The General’s guest frowned again. “It may be a wise choice. Friends fast turn enemies upon the discovery of a great ability. Perhaps you have a Gift — I cannot believe that your arrow could move so without a Blessing or a focus of God’s Power.”

A Gift? Davin shuddered; a terrifying prospect. A Gift equaled expectations, and he had spent most of his life failing to live up to expectations. “No. Just foolish luck, a chance shot. But no Gift — at least, not mine.”

Bayn stood up, smiling. “Let it be as you wish. But why deny this Gift? It could be a ticket into the inner circle of the priesthood.”

“It would take too long to go into,” Davin said softly. “I can tell you that I did not feel any blessing as I launched that arrow. I was simply fearful that the people I loved would die.

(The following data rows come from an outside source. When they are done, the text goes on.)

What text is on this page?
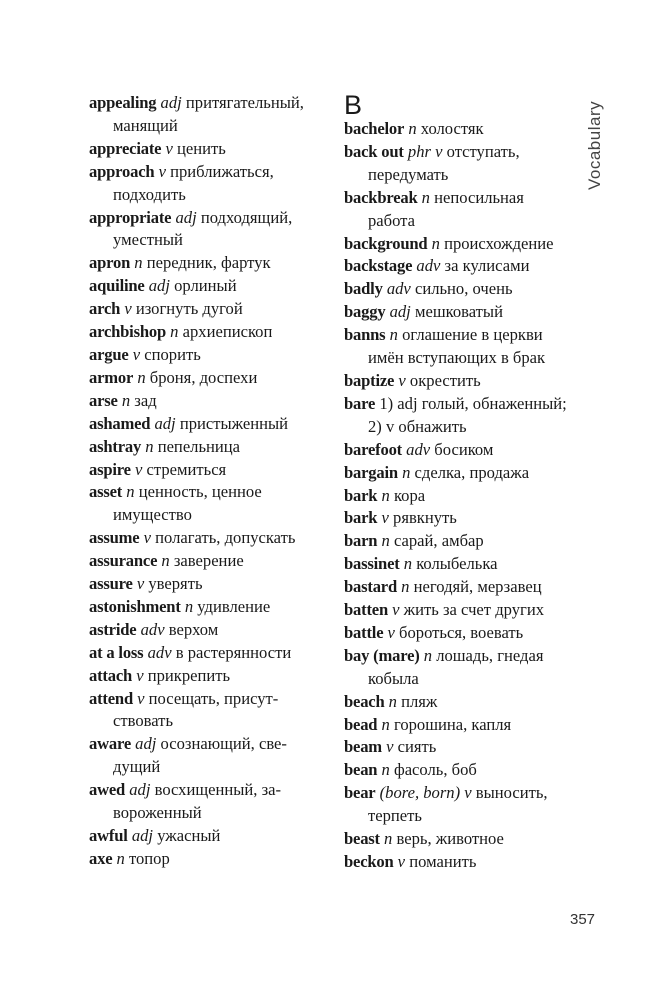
Vocabulary

appealing adj притягательный, манящий

appreciate v ценить

approach v приближаться, подходить

appropriate adj подходящий, уместный

apron n передник, фартук

aquiline adj орлиный

arch v изогнуть дугой

archbishop n архиепископ

argue v спорить

armor n броня, доспехи

arse n зад

ashamed adj пристыженный

ashtray n пепельница

aspire v стремиться

asset n ценность, ценное имущество

assume v полагать, допускать

assurance n заверение

assure v уверять

astonishment n удивление

astride adv верхом

at a loss adv в растерянности

attach v прикрепить

attend v посещать, присутствовать

aware adj осознающий, сведущий

awed adj восхищенный, завороженный

awful adj ужасный

axe n топор

B

bachelor n холостяк

back out phr v отступать, передумать

backbreak n непосильная работа

background n происхождение

backstage adv за кулисами

badly adv сильно, очень

baggy adj мешковатый

banns n оглашение в церкви имён вступающих в брак

baptize v окрестить

bare 1) adj голый, обнаженный; 2) v обнажить

barefoot adv босиком

bargain n сделка, продажа

bark n кора

bark v рявкнуть

barn n сарай, амбар

bassinet n колыбелька

bastard n негодяй, мерзавец

batten v жить за счет других

battle v бороться, воевать

bay (mare) n лошадь, гнедая кобыла

beach n пляж

bead n горошина, капля

beam v сиять

bean n фасоль, боб

bear (bore, born) v выносить, терпеть

beast n верь, животное

beckon v поманить

357
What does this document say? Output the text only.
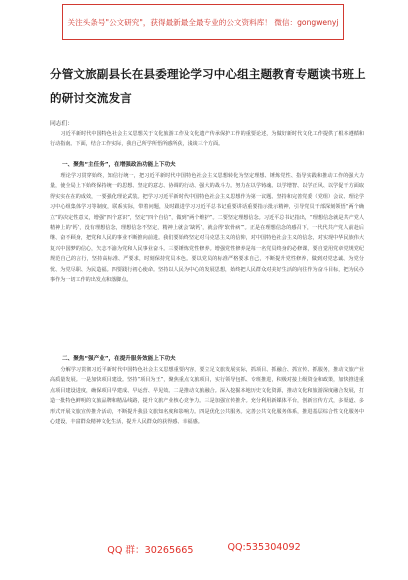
关注头条号"公文研究"，获得最新最全最专业的公文资料库！ 微信：gongwenyj
分管文旅副县长在县委理论学习中心组主题教育专题读书班上的研讨交流发言
同志们：

习近平新时代中国特色社会主义思想关于文化旅游工作及文化遗产传承保护工作的重要论述，为做好新时代文化工作提供了根本遵循和行动指南。下面，结合工作实际，我自己所学所悟所感所获，浅谈三个方面。

一、聚焦“主任务”，在增强政治功能上下功夫

理论学习贯穿始终，知信行统一，把习近平新时代中国特色社会主义思想转化为坚定理想、锤炼党性、指导实践和推动工作的强大力量，使全局上下始终保持统一的思想、坚定的意志、协调的行动、强大的战斗力。努力在以学铸魂、以学增智、以学正风、以学促干方面取得实实在在的成效，一要强化理论武装。把学习习近平新时代中国特色社会主义思想作为第一议题、坚持和完善党委（党组）会议、理论学习中心组集体学习等制度，联系实际，带着问题，及时跟进学习习近平总书记重要讲话重要指示批示精神，引导党员干部深刻领悟“两个确立”的决定性意义，增强“四个意识”，坚定“四个自信”，做到“两个维护”。二要坚定理想信念。习近平总书记指出，“理想信念就是共产党人精神上的‘钙’，没有理想信念，理想信念不坚定，精神上就会‘缺钙’，就会得‘软骨病’”。正是在理想信念的感召下，一代代共产党人前赴后继、奋不顾身，把党和人民的事业不断推向前进。我们要始终坚定对马克思主义的信仰，对中国特色社会主义的信念，对实现中华民族伟大复兴中国梦的信心，矢志不渝为党和人民事业奋斗。三要锤炼党性修养。增强党性修养是每一名党员终身的必修课，要自觉用党章党规党纪规范自己的言行，坚持高标准、严要求，时刻保持党员本色。要以党员的标准严格要求自己，不断提升党性修养，做到对党忠诚、为党分忧、为党尽职、为民造福。四要践行初心使命。坚持以人民为中心的发展思想，始终把人民群众对美好生活的向往作为奋斗目标，把为民办事作为一切工作的出发点和落脚点。

二、聚焦“强产业”，在提升服务效能上下功夫

分解学习贯彻习近平新时代中国特色社会主义思想重要内容，要立足文旅发展实际，抓项目、抓融合、抓宣传、抓服务，推动文旅产业高质量发展。一是加快项目建设。坚持“项目为王”，聚焦重点文旅项目，实行领导包抓、专班推进，积极对接上级资金和政策，加快推进重点项目建设进度，确保项目早建成、早运营、早见效。二是推动文旅融合。深入挖掘本地历史文化资源，推动文化和旅游深度融合发展，打造一批特色鲜明的文旅品牌和精品线路，提升文旅产业核心竞争力。三是加强宣传推介。充分利用新媒体平台，创新宣传方式，多渠道、多形式开展文旅宣传推介活动，不断提升我县文旅知名度和影响力。四是优化公共服务。完善公共文化服务体系，推进基层综合性文化服务中心建设，丰富群众精神文化生活，提升人民群众的获得感、幸福感。

QQ 群：30265665	QQ:535304092
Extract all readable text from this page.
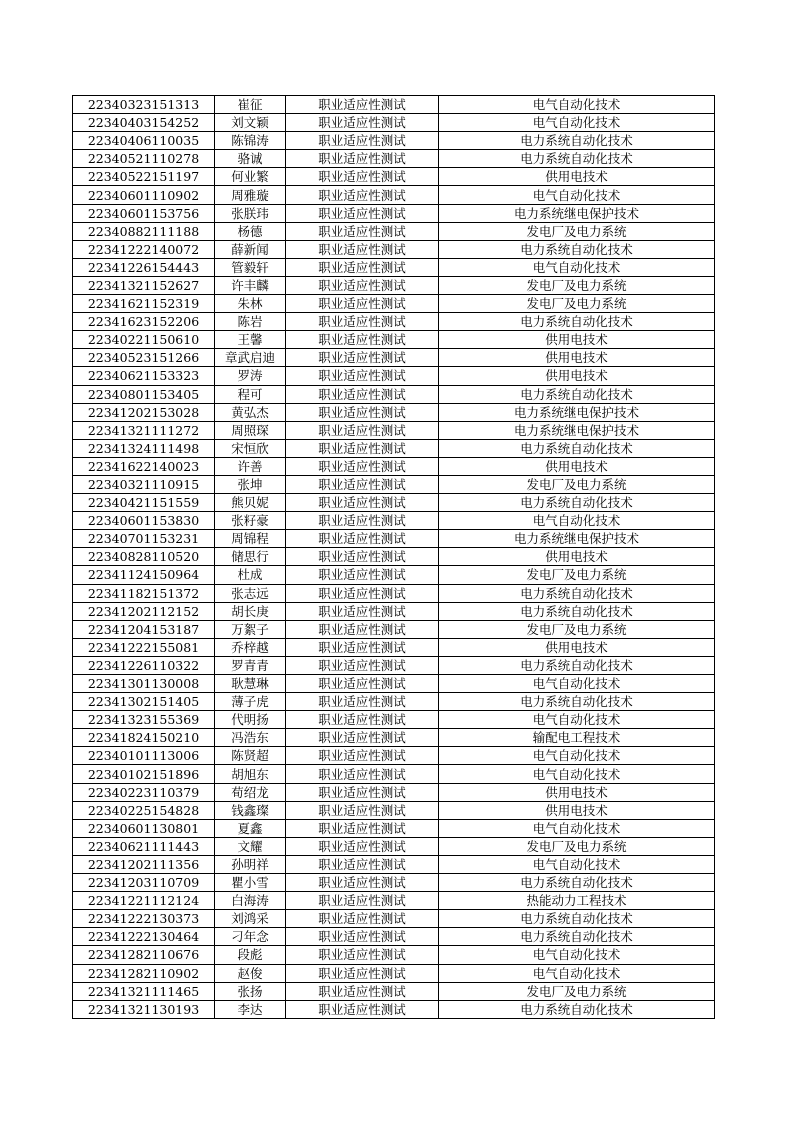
22340323151313	崔征	职业适应性测试	电气自动化技术
22340403154252	刘文颖	职业适应性测试	电气自动化技术
22340406110035	陈锦涛	职业适应性测试	电力系统自动化技术
22340521110278	骆诚	职业适应性测试	电力系统自动化技术
22340522151197	何业繁	职业适应性测试	供用电技术
22340601110902	周雅璇	职业适应性测试	电气自动化技术
22340601153756	张朕玮	职业适应性测试	电力系统继电保护技术
22340882111188	杨德	职业适应性测试	发电厂及电力系统
22341222140072	薛新闻	职业适应性测试	电力系统自动化技术
22341226154443	管毅轩	职业适应性测试	电气自动化技术
22341321152627	许丰麟	职业适应性测试	发电厂及电力系统
22341621152319	朱林	职业适应性测试	发电厂及电力系统
22341623152206	陈岩	职业适应性测试	电力系统自动化技术
22340221150610	王馨	职业适应性测试	供用电技术
22340523151266	章武启迪	职业适应性测试	供用电技术
22340621153323	罗涛	职业适应性测试	供用电技术
22340801153405	程可	职业适应性测试	电力系统自动化技术
22341202153028	黄弘杰	职业适应性测试	电力系统继电保护技术
22341321111272	周照琛	职业适应性测试	电力系统继电保护技术
22341324111498	宋恒欣	职业适应性测试	电力系统自动化技术
22341622140023	许善	职业适应性测试	供用电技术
22340321110915	张坤	职业适应性测试	发电厂及电力系统
22340421151559	熊贝妮	职业适应性测试	电力系统自动化技术
22340601153830	张籽豪	职业适应性测试	电气自动化技术
22340701153231	周锦程	职业适应性测试	电力系统继电保护技术
22340828110520	储思行	职业适应性测试	供用电技术
22341124150964	杜成	职业适应性测试	发电厂及电力系统
22341182151372	张志远	职业适应性测试	电力系统自动化技术
22341202112152	胡长庚	职业适应性测试	电力系统自动化技术
22341204153187	万絮子	职业适应性测试	发电厂及电力系统
22341222155081	乔梓越	职业适应性测试	供用电技术
22341226110322	罗青青	职业适应性测试	电力系统自动化技术
22341301130008	耿慧琳	职业适应性测试	电气自动化技术
22341302151405	薄子虎	职业适应性测试	电力系统自动化技术
22341323155369	代明扬	职业适应性测试	电气自动化技术
22341824150210	冯浩东	职业适应性测试	输配电工程技术
22340101113006	陈贤超	职业适应性测试	电气自动化技术
22340102151896	胡旭东	职业适应性测试	电气自动化技术
22340223110379	荀绍龙	职业适应性测试	供用电技术
22340225154828	钱鑫璨	职业适应性测试	供用电技术
22340601130801	夏鑫	职业适应性测试	电气自动化技术
22340621111443	文耀	职业适应性测试	发电厂及电力系统
22341202111356	孙明祥	职业适应性测试	电气自动化技术
22341203110709	瞿小雪	职业适应性测试	电力系统自动化技术
22341221112124	白海涛	职业适应性测试	热能动力工程技术
22341222130373	刘鸿采	职业适应性测试	电力系统自动化技术
22341222130464	刁年念	职业适应性测试	电力系统自动化技术
22341282110676	段彪	职业适应性测试	电气自动化技术
22341282110902	赵俊	职业适应性测试	电气自动化技术
22341321111465	张扬	职业适应性测试	发电厂及电力系统
22341321130193	李达	职业适应性测试	电力系统自动化技术
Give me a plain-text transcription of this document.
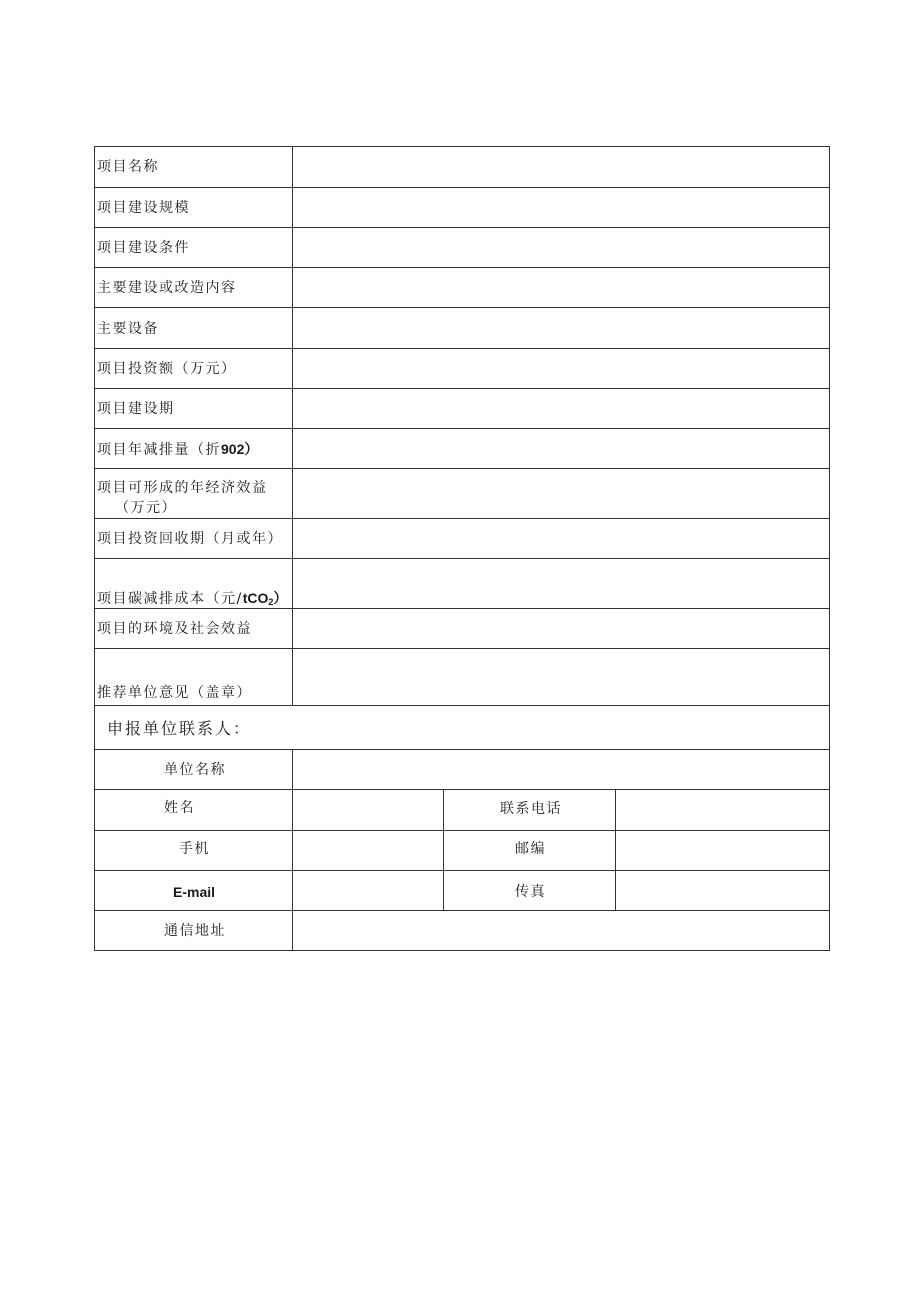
项目名称
项目建设规模
项目建设条件
主要建设或改造内容
主要设备
项目投资额（万元）
项目建设期
项目年减排量（折902）
项目可形成的年经济效益
（万元）
项目投资回收期（月或年）
项目碳减排成本（元/tCO$_2$）
项目的环境及社会效益
推荐单位意见（盖章）
申报单位联系人：
单位名称
姓名	联系电话
手机	邮编
E-mail	传真
通信地址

“I know the Power exists. Blessed wood burns more warmly, and a priest’s prayer can heal a broken back or a bad case of ague. But I felt no holy touch. What spurred me to act was nothing more than the desperate attempt to save my family.”

“Do you hate Him?” Bayn asked. “For this perceived inferiority? For your need to stay in the shadows?”

Davin shook his head. “No. Despite the fact that I am probably his greatest disappointment, I love my father.”

Bayn stood, the corner of his mouth turning up ever so slightly. “I meant Deos,” he said softly, and he turned and left under the shadowed doorway.